Thursday, March 6, 2008

The Race Post

Someone said something racist to me today.

Totally not ready for it, and I really don't know how to feel about it.
Fact is, I'm not even sure how racist it really was. Nonetheless, something was said.
We weren't in confidence and it wasn't one of those "look over your shoulder, make sure no one is around" type conversations (the difference being blatant ignorance vs. calculated commentary, of which neither is any better than the other).
We definitely don't know each other that well at all, but I'm sure to see this person again.
Yet out of the blue, this person said something offensive about Mexican people.
I'm going to totally assume that this person didn't know I'm part Mexican, hell, I'm the least Mexican, Mexican...probably ever. I mean, for kicks I'll ask acquaintances what they think my ethnicity is and the responses I get usually look something like this:
  1. Italian
  2. Greek
  3. Iranian
But that doesn't mean I'm not proud of Mexican people or feel it's OK to continuously shit on them. And boy do Mexicans get shat on.
You never hear "those white guys were so dirty" or "drunk white people are gross," but substitute "white" for "black" or "mexican" and all the sudden it sounds like something you've heard before.
Now I'm sure there are people who have made careers on their theories of why this is. I believe it is the direct effect or at the very least, a symptom of institutionalized racism. Why Bandaids have their peachy color, why crayola had a pink-ish "Flesh" color until 1962, literally called FLESH on the label, and "Indian Red" until 1999. Peachy-white is so normal, everyday, made for the masses...anything else is just, dirty, gross. What has happened is we've essentially been conditioned for years by good Ol' 'Murican institutions that "hey, racism is A-OK."
But let me step down from my high horse for a moment.
I am not innocent in all of this. Everyone has been guilty at one point or another to having a racially driven stereotypical thought about another person. It sucks, but its the truth. It just cuts a little deeper when a comment or action is made about you or the ethnic background you identify with.

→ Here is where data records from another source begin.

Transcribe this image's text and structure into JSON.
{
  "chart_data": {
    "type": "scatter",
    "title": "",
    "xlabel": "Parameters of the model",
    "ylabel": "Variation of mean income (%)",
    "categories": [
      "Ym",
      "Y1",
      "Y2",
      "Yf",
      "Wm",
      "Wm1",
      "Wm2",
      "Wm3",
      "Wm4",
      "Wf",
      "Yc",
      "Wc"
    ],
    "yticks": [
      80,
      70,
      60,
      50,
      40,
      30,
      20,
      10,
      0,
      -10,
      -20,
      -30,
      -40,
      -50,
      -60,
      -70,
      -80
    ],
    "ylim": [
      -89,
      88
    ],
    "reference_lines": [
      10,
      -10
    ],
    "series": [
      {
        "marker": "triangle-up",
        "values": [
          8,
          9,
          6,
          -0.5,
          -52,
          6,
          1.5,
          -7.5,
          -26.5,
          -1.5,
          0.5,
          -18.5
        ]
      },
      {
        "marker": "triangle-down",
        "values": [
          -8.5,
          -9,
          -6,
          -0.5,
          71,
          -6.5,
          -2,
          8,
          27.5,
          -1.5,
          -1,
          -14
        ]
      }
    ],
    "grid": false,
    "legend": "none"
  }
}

I still don't really know how I feel about it, I just know I better come up with something REAL funny for the next one.

1 comment:

Nob Hill Forreal said...

I do have to admit that I kinda half-assed this post. Couldn't decide whether to get right into specifics or paint with broad general strokes, so it came out like how not quite committing to attack the net in tennis gets you a forehand to the balls.